The United Nations Security Council has called for clarification concerning an alleged chemical weapons attack in Syria.
At an emergency closed-door meeting, the divided Security Council backed an "impartial and prompt" investigation of the incident.
But the council did not say explicitly whether this should be carried out by UN experts currently in Syria.
Reports say Russia and China opposed calling for an immediate UN-led probe.
Syrian opposition activists say the early August 21 attack in Damascus suburbs may have killed upward of 1,300 people.
Video and other images distributed by opposition supporters – whose authenticity could not be independently confirmed – showed scores of victims, including many children.
Some experts said sarin gas may have been involved. But it was not immediately known what toxic substances may have been used.
The Syrian government has rejected allegations it was responsible.
The United States and its allies have called for the UN experts currently in Syria to probe the incident urgently.
Russia, an ally of the Syrian government, has questioned the circumstances of the incident, suggesting it could have been a rebel "provocation.”
UN Deputy Secretary-General Jan Eliasson said he was hopeful the UN experts now in Syria would be able to visit the site of the alleged gas attack. But there has been no indication that the Syrian government would assist in helping the team visit.
Eliasson said UN Secretary-General Ban Ki-moon was shocked over the incident, and called it a “serious escalation” in the two-and-a-half year-old Syrian war.
"This represents, no matter what the conclusions are, a serious escalation with grave humanitarian consequences and human consequences," Eliasson said.
Syrian Information Minister Omran Zoabi denied any involvement in the attack by the government, instead accusing rebel forces of “fabricating” the incident following successful operations by government troops.

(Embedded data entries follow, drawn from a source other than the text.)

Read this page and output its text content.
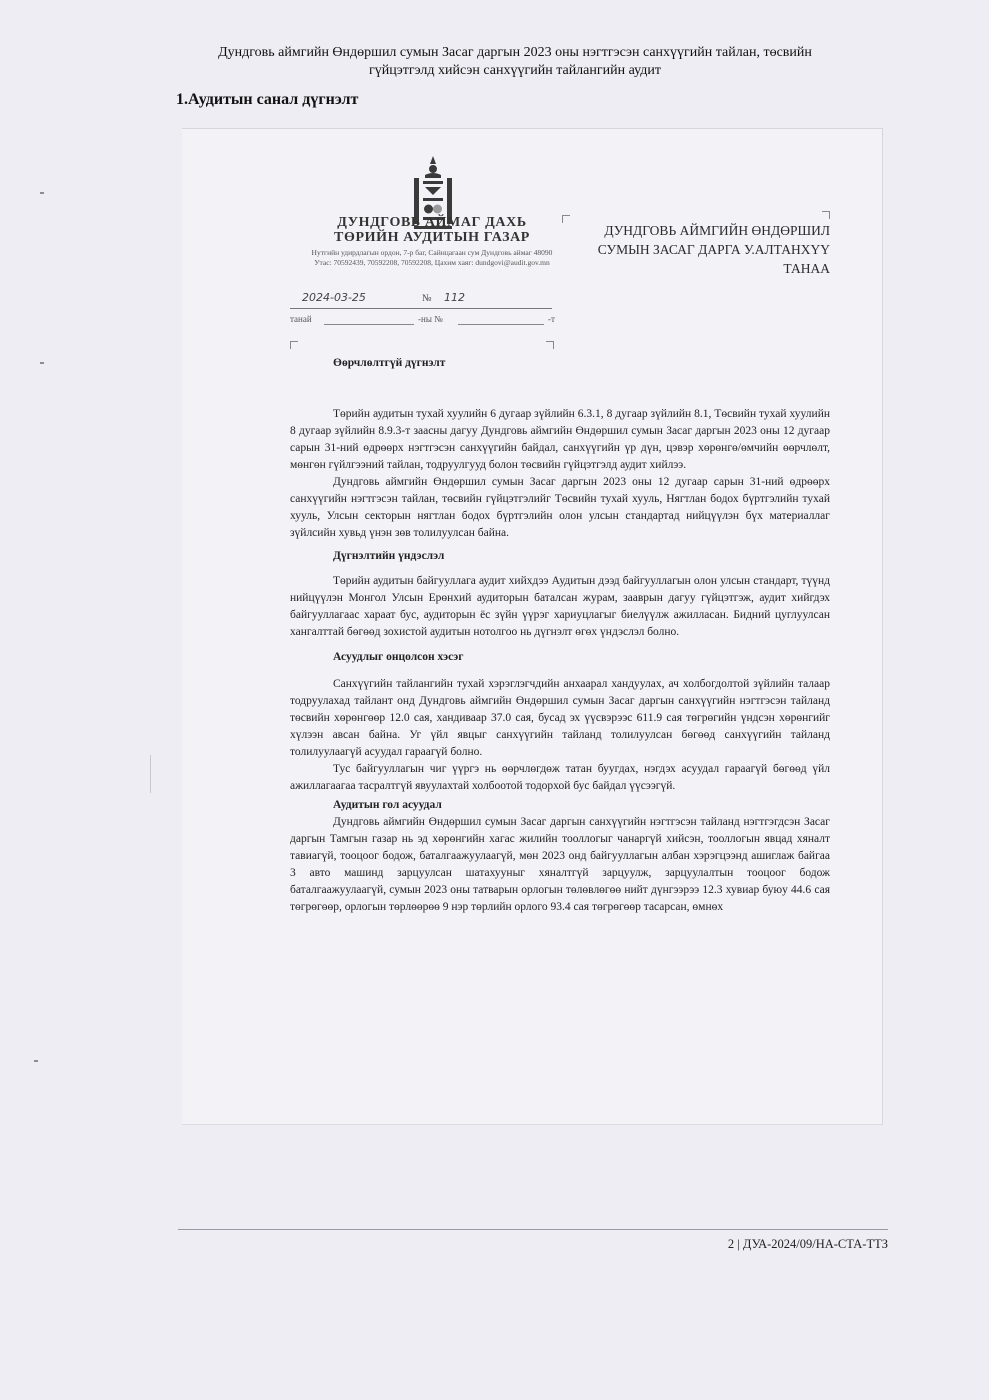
Дундговь аймгийн Өндөршил сумын Засаг даргын 2023 оны нэгтгэсэн санхүүгийн тайлан, төсвийн
гүйцэтгэлд хийсэн санхүүгийн тайлангийн аудит
1.Аудитын санал дүгнэлт
ДУНДГОВЬ АЙМАГ ДАХЬ
ТӨРИЙН АУДИТЫН ГАЗАР
Нутгийн удирдлагын ордон, 7-р бaг, Сайнцагаан сум Дундговь аймаг 48090 Утас: 70592439, 70592208, 70592208, Цахим хаяг: dundgovi@audit.gov.mn
ДУНДГОВЬ АЙМГИЙН ӨНДӨРШИЛ
СУМЫН ЗАСАГ ДАРГА У.АЛТАНХҮҮ
ТАНАА
2024-03-25	№ 112
танай	-ны №	-т
Өөрчлөлтгүй дүгнэлт

Төрийн аудитын тухай хуулийн 6 дугаар зүйлийн 6.3.1, 8 дугаар зүйлийн 8.1, Төсвийн тухай хуулийн 8 дугаар зүйлийн 8.9.3-т заасны дагуу Дундговь аймгийн Өндөршил сумын Засаг даргын 2023 оны 12 дугаар сарын 31-ний өдрөөрх нэгтгэсэн санхүүгийн байдал, санхүүгийн үр дүн, цэвэр хөрөнгө/өмчийн өөрчлөлт, мөнгөн гүйлгээний тайлан, тодруулгууд болон төсвийн гүйцэтгэлд аудит хийлээ.

Дундговь аймгийн Өндөршил сумын Засаг даргын 2023 оны 12 дугаар сарын 31-ний өдрөөрх санхүүгийн нэгтгэсэн тайлан, төсвийн гүйцэтгэлийг Төсвийн тухай хууль, Нягтлан бодох бүртгэлийн тухай хууль, Улсын секторын нягтлан бодох бүртгэлийн олон улсын стандартад нийцүүлэн бүх материаллаг зүйлсийн хувьд үнэн зөв толилуулсан байна.

Дүгнэлтийн үндэслэл

Төрийн аудитын байгууллага аудит хийхдээ Аудитын дээд байгууллагын олон улсын стандарт, түүнд нийцүүлэн Монгол Улсын Ерөнхий аудиторын баталсан журам, зааврын дагуу гүйцэтгэж, аудит хийгдэх байгууллагаас хараат бус, аудиторын ёс зүйн үүрэг хариуцлагыг биелүүлж ажилласан. Бидний цуглуулсан хангалттай бөгөөд зохистой аудитын нотолгоо нь дүгнэлт өгөх үндэслэл болно.

Асуудлыг онцолсон хэсэг

Санхүүгийн тайлангийн тухай хэрэглэгчдийн анхаарал хандуулах, ач холбогдолтой зүйлийн талаар тодруулахад тайлант онд Дундговь аймгийн Өндөршил сумын Засаг даргын санхүүгийн нэгтгэсэн тайланд төсвийн хөрөнгөөр 12.0 сая, хандиваар 37.0 сая, бусад эх үүсвэрээс 611.9 сая төгрөгийн үндсэн хөрөнгийг хүлээн авсан байна. Уг үйл явцыг санхүүгийн тайланд толилуулсан бөгөөд санхүүгийн тайланд толилуулаагүй асуудал гараагүй болно.

Тус байгууллагын чиг үүргэ нь өөрчлөгдөж татан буугдах, нэгдэх асуудал гараагүй бөгөөд үйл ажиллагаагаа тасралтгүй явуулахтай холбоотой тодорхой бус байдал үүсээгүй.

Аудитын гол асуудал

Дундговь аймгийн Өндөршил сумын Засаг даргын санхүүгийн нэгтгэсэн тайланд нэгтгэгдсэн Засаг даргын Тамгын газар нь эд хөрөнгийн хагас жилийн тооллогыг чанаргүй хийсэн, тооллогын явцад хяналт тавиагүй, тооцоог бодож, баталгаажуулаагүй, мөн 2023 онд байгууллагын албан хэрэгцээнд ашиглаж байгаа 3 авто машинд зарцуулсан шатахууныг хяналтгүй зарцуулж, зарцуулалтын тооцоог бодож баталгаажуулаагүй, сумын 2023 оны татварын орлогын төлөвлөгөө нийт дүнгээрээ 12.3 хувиар буюу 44.6 сая төгрөгөөр, орлогын төрлөөрөө 9 нэр төрлийн орлого 93.4 сая төгрөгөөр тасарсан, өмнөх

2 | ДУА-2024/09/НА-СТА-ТТЗ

"Everything that has been said is absurd, primitive, illogical, and fabricated." Zoabi said. "What we say is what we mean: there is no use of (chemical weapons) at all, at least not by the Syrian army or the Syrian state, and it's easy to prove."
The UN team currently in Syria has a mandate to investigate allegations of previous chemical weapons use in the conflict. Both sides have accused each other of using the weapons.
U.S. President Barack Obama has previously said the use of chemical weapons by President Bashar al-Assad's forces would be a "red line" that could lead to greater U.S. intervention.
In June, the Obama administration announced it believed the Syrian government had used chemical arms, killing scores of people, and said it would increase American aid to rebel forces.